Я заметила Ваню, который стоял посреди дороги, повернувшись ко мне спиной и застыв, как статуя. Я подошла к нему и увидела, что у него в руках записка.
― Вань! ― позвала я, но Минаев не отреагировал.
Я тронула одноклассника за плечо.
― Вань, у тебя все нормально?
Минаев повернулся ко мне. Я отпрянула. Лицо у Вани белее мела, губы дрожали.
― Что случилось? Что-то с мамой?
Дрожащей рукой Ваня протянул мне записку, написанную от руки.
Я прочитала:
Твоя мама умирла.
― Откуда это?
― В куртке было, ― с трудом произнес Ваня.
― Постой, постой. Давай разберемся. Ты звонил маме?
― Нет, боюсь.
― Не бойся. Уверена, что это чья-то тупая шутка. Давай, доставай телефон и звони при мне.

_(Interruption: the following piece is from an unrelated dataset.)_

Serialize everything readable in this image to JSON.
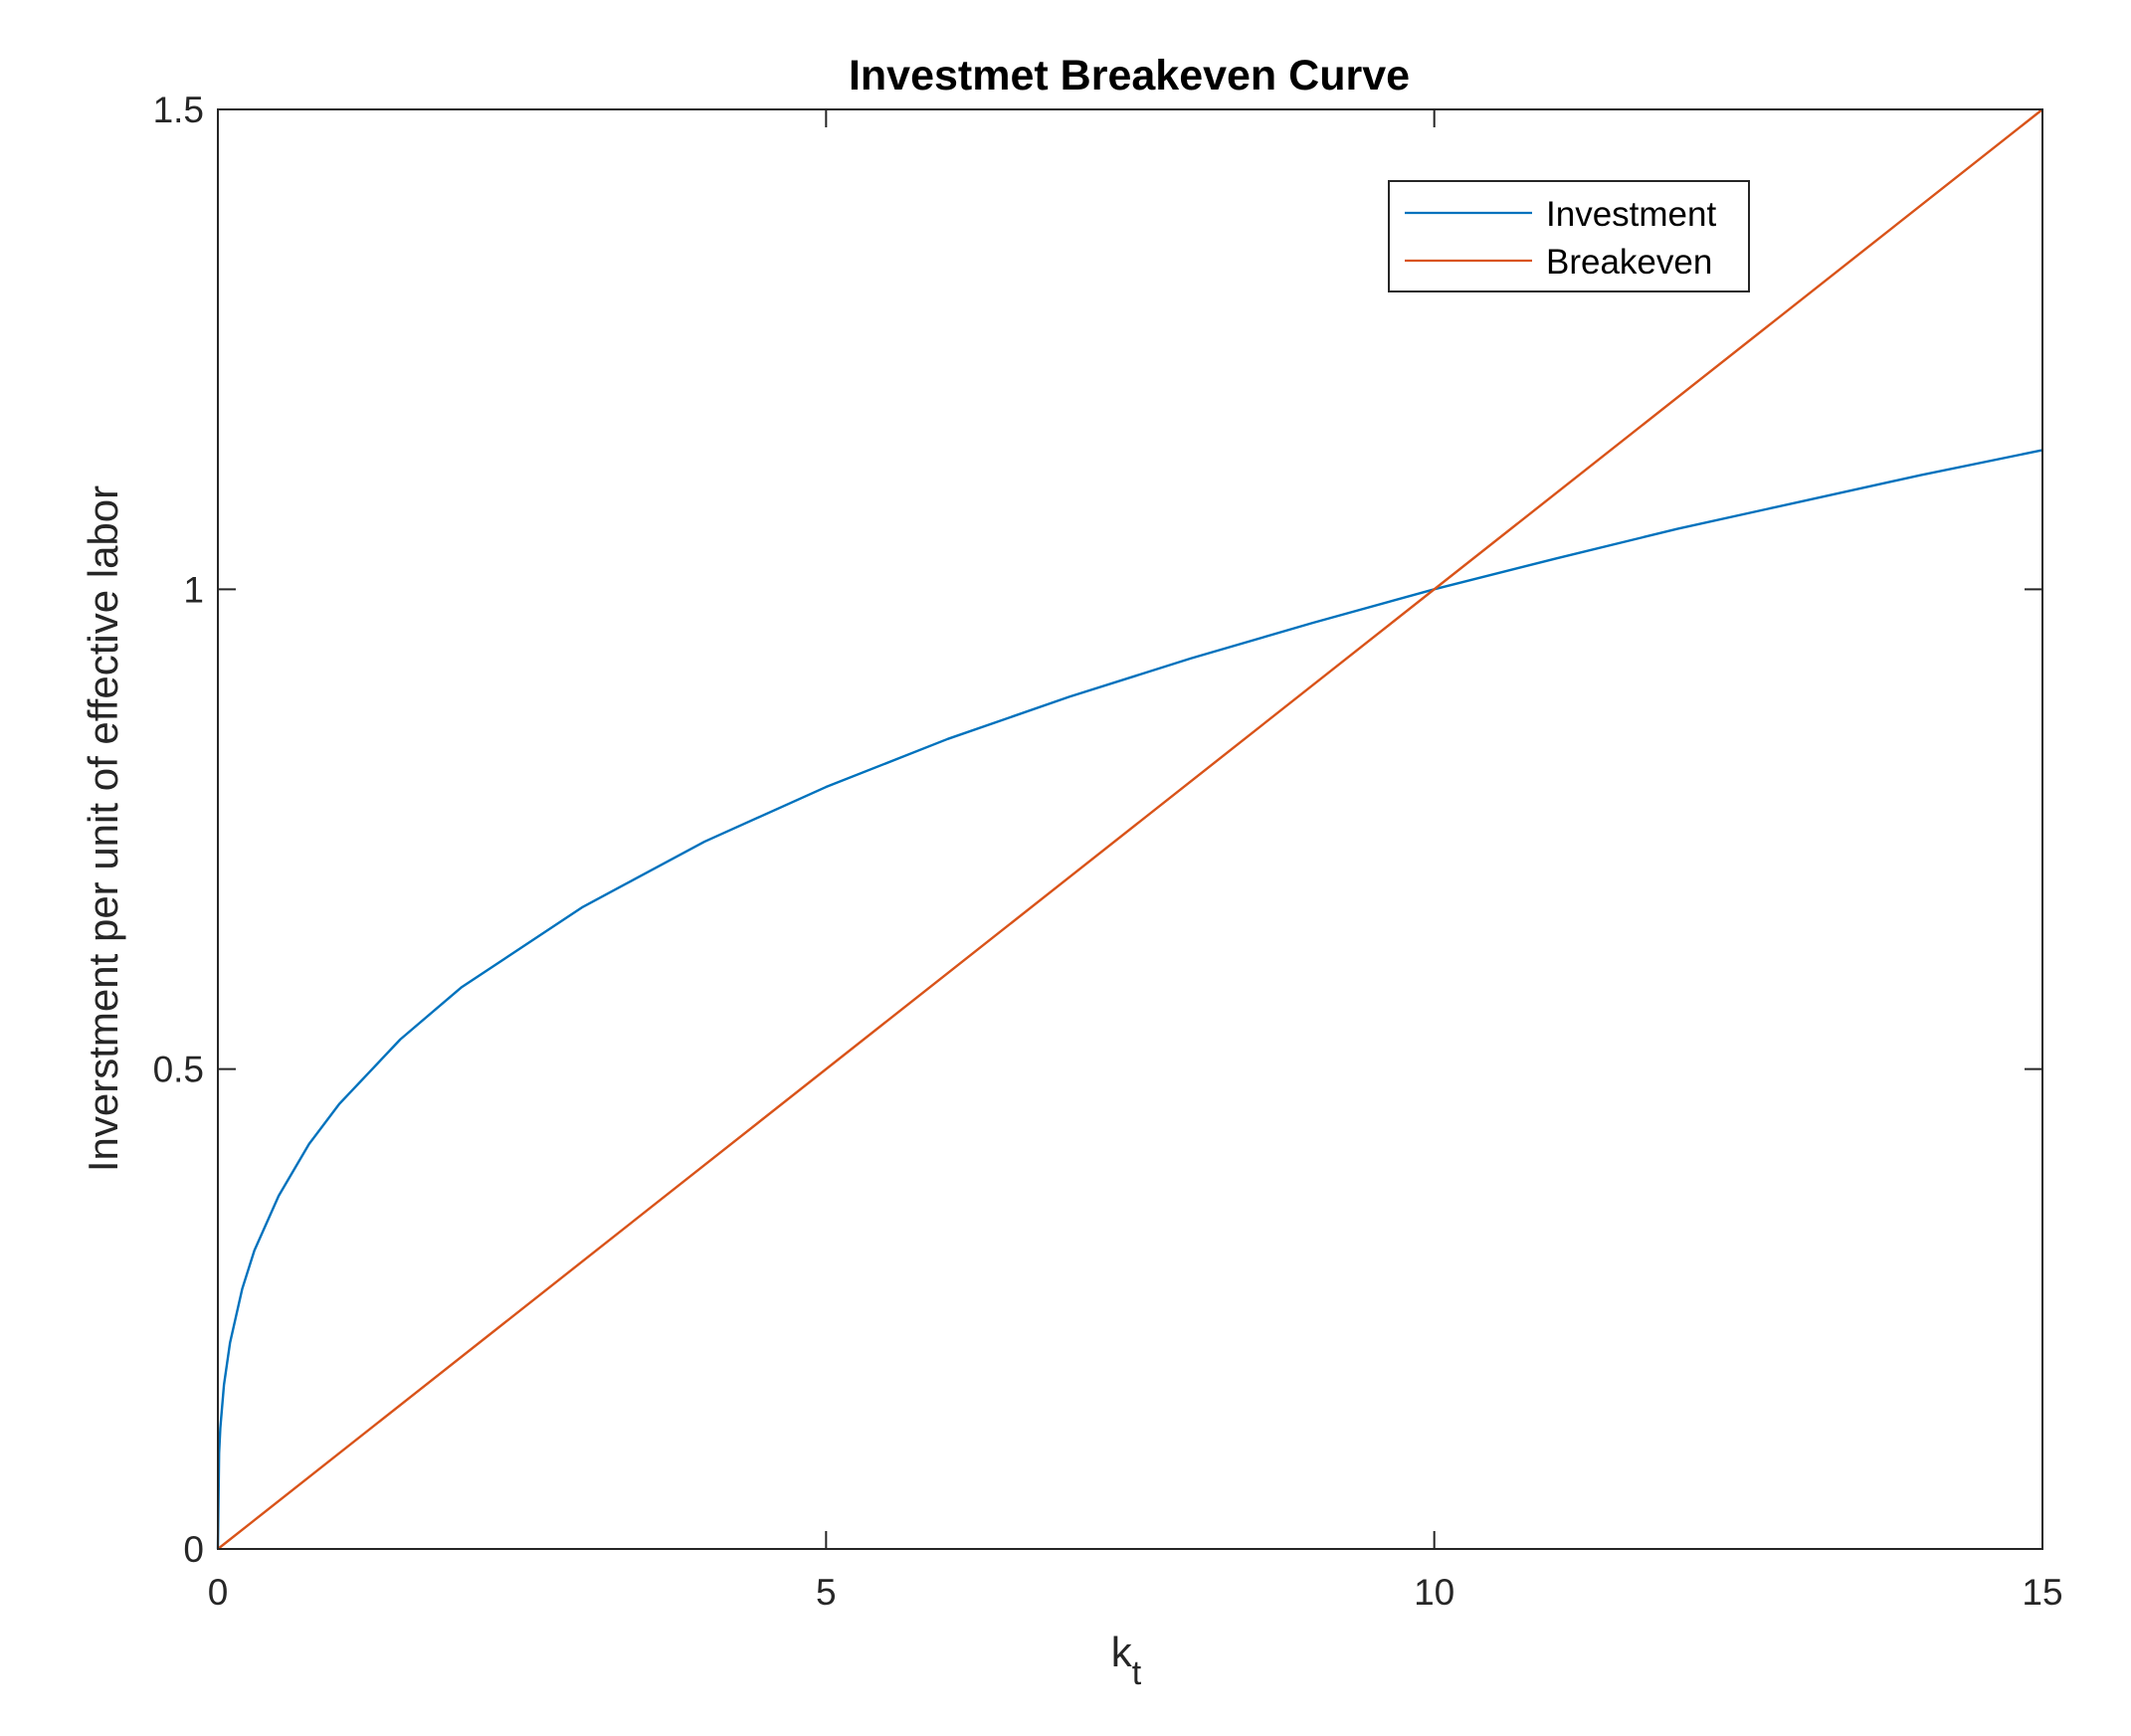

И Ваня послушался, позвонил. С мамой оказалось все в порядке.
― Ну, вот видишь, ― с напускной бодростью сказала я. ― Все хорошо же. Так что это просто ужасно тупая шутка.

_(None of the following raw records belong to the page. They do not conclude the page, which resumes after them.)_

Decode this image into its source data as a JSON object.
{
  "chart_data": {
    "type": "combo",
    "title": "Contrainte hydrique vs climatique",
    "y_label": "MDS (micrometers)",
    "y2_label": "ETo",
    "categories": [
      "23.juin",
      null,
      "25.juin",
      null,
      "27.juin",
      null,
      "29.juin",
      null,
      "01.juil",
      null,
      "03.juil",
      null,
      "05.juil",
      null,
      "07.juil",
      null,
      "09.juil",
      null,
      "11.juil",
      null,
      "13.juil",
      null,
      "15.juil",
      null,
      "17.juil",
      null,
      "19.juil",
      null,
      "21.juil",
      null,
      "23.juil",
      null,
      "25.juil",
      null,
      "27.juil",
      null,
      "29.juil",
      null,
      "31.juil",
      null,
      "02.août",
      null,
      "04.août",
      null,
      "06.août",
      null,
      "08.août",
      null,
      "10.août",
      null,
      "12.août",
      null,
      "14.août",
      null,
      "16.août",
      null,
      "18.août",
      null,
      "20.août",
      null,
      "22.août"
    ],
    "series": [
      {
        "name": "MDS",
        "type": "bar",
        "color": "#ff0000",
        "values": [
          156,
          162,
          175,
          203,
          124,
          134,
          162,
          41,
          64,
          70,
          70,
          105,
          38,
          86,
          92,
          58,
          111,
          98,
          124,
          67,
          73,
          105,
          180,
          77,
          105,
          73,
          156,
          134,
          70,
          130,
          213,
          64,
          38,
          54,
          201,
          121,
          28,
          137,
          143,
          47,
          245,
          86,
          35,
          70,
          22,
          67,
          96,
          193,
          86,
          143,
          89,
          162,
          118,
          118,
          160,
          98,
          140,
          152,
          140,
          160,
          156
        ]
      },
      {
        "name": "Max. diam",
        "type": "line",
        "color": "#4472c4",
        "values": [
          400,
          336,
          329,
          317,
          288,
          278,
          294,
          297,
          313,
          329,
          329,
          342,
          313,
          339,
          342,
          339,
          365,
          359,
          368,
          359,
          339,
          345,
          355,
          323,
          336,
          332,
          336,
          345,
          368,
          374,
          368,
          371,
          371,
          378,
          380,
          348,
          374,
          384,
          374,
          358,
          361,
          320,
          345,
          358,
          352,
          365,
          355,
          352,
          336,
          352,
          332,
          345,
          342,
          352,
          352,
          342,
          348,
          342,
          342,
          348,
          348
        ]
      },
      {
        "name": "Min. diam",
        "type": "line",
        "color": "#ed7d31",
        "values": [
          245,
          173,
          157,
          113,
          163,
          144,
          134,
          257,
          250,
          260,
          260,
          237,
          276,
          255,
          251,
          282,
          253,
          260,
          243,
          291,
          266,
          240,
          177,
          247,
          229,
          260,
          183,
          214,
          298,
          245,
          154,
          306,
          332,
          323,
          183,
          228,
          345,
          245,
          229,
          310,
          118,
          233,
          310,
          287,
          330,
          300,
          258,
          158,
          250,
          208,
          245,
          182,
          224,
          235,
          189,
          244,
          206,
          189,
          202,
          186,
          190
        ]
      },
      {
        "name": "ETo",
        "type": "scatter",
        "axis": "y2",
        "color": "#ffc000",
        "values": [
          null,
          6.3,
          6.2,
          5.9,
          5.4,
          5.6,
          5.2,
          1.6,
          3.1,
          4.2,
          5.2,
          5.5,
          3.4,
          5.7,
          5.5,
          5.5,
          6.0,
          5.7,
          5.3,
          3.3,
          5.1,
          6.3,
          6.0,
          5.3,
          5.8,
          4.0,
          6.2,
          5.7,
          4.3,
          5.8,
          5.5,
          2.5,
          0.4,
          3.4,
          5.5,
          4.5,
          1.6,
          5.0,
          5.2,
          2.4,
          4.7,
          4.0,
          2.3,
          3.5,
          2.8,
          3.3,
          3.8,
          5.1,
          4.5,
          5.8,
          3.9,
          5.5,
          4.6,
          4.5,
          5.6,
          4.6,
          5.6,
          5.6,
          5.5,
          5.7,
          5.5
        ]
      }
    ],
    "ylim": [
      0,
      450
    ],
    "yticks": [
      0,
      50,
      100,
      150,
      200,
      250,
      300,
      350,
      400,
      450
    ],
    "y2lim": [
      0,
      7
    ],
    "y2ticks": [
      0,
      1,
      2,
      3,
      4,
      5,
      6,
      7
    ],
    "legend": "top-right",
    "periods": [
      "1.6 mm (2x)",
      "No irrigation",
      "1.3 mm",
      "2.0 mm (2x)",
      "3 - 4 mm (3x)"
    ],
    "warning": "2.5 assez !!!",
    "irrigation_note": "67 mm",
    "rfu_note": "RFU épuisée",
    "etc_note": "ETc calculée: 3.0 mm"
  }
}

— Так нельзя шутить, — сказал Ваня тоном ослика Иа-Иа.
— Согласна. Узнать бы, кто это.
— Да я знаю, кто это, — грустно вздохнул Ваня. — Бэшки. Все еще думают, что это я настучал. Черепанова видела с фингалом? Уверен, это он. Мстит.
У меня заныло сердце, когда я представила, чем может обернуться эта дурацкая записка, когда Ваня даст ее Панферову. Теперь уже ашки придут к бэшкам с наездом.
— Да не мог он. Марк в рожу может дать, но записки — это не его почерк.
Я не знала, чего мне хотелось больше — возмездия или чтобы все как-то улеглось само собой. Гораздо удобнее для меня был второй вариант. Ведь два наших класса должны вместе участвовать в репетициях бала, учить вальс, готовиться. В неделю у нас два урока физкультуры и один из них общий с бэшками. И все мероприятия у нас всегда совместные. Записка может всех рассорить и тогда никаких мероприятий у нас не будет, сядем все в лужу. Но в душе я понимала, что тот, кто написал записку, поступил ужасно. Оо таком случае лучше рассказать учителям.
— Вань, давай Валерии покажем? — предложила я. — Она же учитель русского все-таки, вдруг сможет определить почерк? Недавно диктант был…
Ваня сжал губы.
— Нет. Никаких учителей.
— Что тогда будем делать? Выкинем ее?
— Нет, сохраним. Это улика, — Ваня убрал записку в карман. — А завтра решим.
Ваня попрощался со мной и вышел. Я поняла, что он хочет показать записку Панферову. А это не сулило ничего хорошего...
На удивление, на следующий учебный день Ванек ничего не сказал в классе про записку. Но послезавтра утром класс ждала неприятная новость. Перед первым уроком Ваня ворвался в класс ураганом.
— Минаев, что с тобой? Тебе вставили клизму с перцем? — пошутил кто-то, но Ваня не удостоил его ответом. Вместо этого вывалил на парту записку и маленький похоронный венок и рассказал о том, что второй день подряд обнаруживает такие «подарочки» в своих вещах в раздевалке.
План, который придумал Панферов, а остальные поддержали, мне не понравился.
— Это неправильно и не законно! — заспорила я.
— А подбрасывать такую гадость — законно? — парировал Север.
— Я считаю, что подобные проблемы должны решаться на уровне учителей. Это их тоже касается, пусть и ищут и наказывают виновного!
Сева рассердился.
— Ты постоянно пытаешься приплести учителей к любой проблеме.
— Я просто пытаюсь решить проблемы без насилия!
— Может, ты у нас и на бэшек стуканула, когда они окно разбили?
Я вспыхнула.
— Давай еще что-нибудь мне приплетем! Может, я и на Репкина стуканула в восьмом классе, когда он унитаз разбил?
Север вздохнул.
— Ты не видишь границы, Саш. Когда можно вмешивать учителей, а когда нет.
— Мы живем в двадцать первом веке. Сейчас насилие ― не панацея от всех проблем. И все, что вы решили, незаконно, ― заворчала я.